Project Summary: This small project provides a straightforward implementation of image recognition and classification. It’s a useful starting point for understanding how to use pre-trained deep learning models for image-related tasks, and it can be expanded upon for more complex projects involving custom models, larger datasets, and additional functionalities.

Additional Information on Inception V3

InceptionV3 Model: Overview and Architecture

1. Introduction: InceptionV3 is a deep convolutional neural network architecture that was developed by Google researchers. It is part of the Inception family, which is known for its innovative use of inception modules. The InceptionV3 model is specifically designed for image classification tasks and has been widely used in various computer vision applications.

2. Inception Modules: The key innovation of the Inception architecture lies in its use of “inception modules.” An inception module is a block of layers that processes the input in parallel through filters of different sizes and then concatenates the outputs. This allows the network to capture features at multiple scales and resolutions in a computationally efficient manner.

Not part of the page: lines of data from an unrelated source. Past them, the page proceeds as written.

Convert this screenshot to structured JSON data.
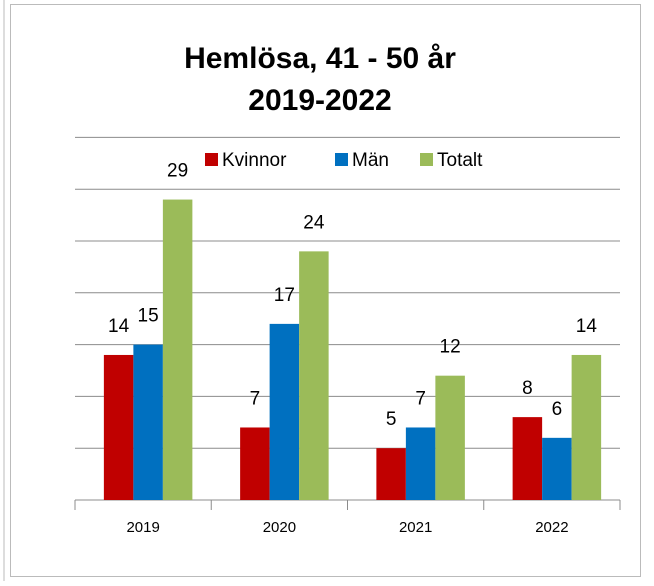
{
  "chart_data": {
    "type": "bar",
    "title": [
      "Hemlösa, 41 - 50 år",
      "2019-2022"
    ],
    "categories": [
      "2019",
      "2020",
      "2021",
      "2022"
    ],
    "series": [
      {
        "name": "Kvinnor",
        "color": "#c00000",
        "values": [
          14,
          7,
          5,
          8
        ]
      },
      {
        "name": "Män",
        "color": "#0070c0",
        "values": [
          15,
          17,
          7,
          6
        ]
      },
      {
        "name": "Totalt",
        "color": "#9bbb59",
        "values": [
          29,
          24,
          12,
          14
        ]
      }
    ],
    "ylim": [
      0,
      35
    ],
    "yticks": [
      0,
      5,
      10,
      15,
      20,
      25,
      30,
      35
    ],
    "grid": true,
    "legend": "top"
  }
}
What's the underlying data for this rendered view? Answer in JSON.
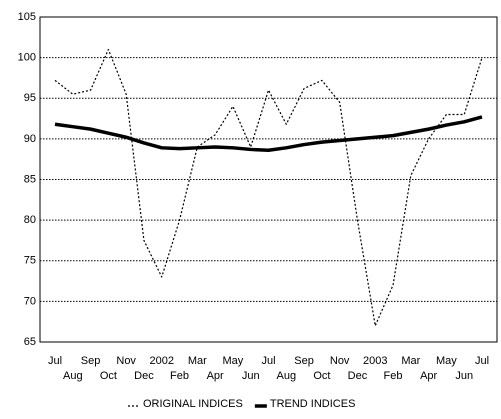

3. Architecture: InceptionV3 builds upon the success of its predecessors, Inception and InceptionV2, by introducing additional improvements. Here’s an overview of the architecture:

4. Transfer Learning: InceptionV3 is often used as a pre-trained model for transfer learning. Transfer learning involves using a model trained on a large dataset (like ImageNet) and fine-tuning it on a smaller dataset for a specific task. This is particularly useful when the target dataset is not large enough to train a deep neural network from scratch.

5. Applications: InceptionV3 has been successfully applied to various computer vision tasks, including image classification, object detection, and image segmentation. Its versatility and efficiency make it a popular choice in the deep learning community.

6. TensorFlow Implementation: InceptionV3 is available in TensorFlow through the tf.keras.applications.InceptionV3 module. You can load the pre-trained weights or train the model on a custom dataset based on your specific requirements.

In summary, InceptionV3 is a powerful and efficient convolutional neural network architecture designed for image classification tasks. Its use of inception modules allows it to capture multi-scale features effectively, and its transfer learning capabilities make it valuable for a wide range of computer vision applications.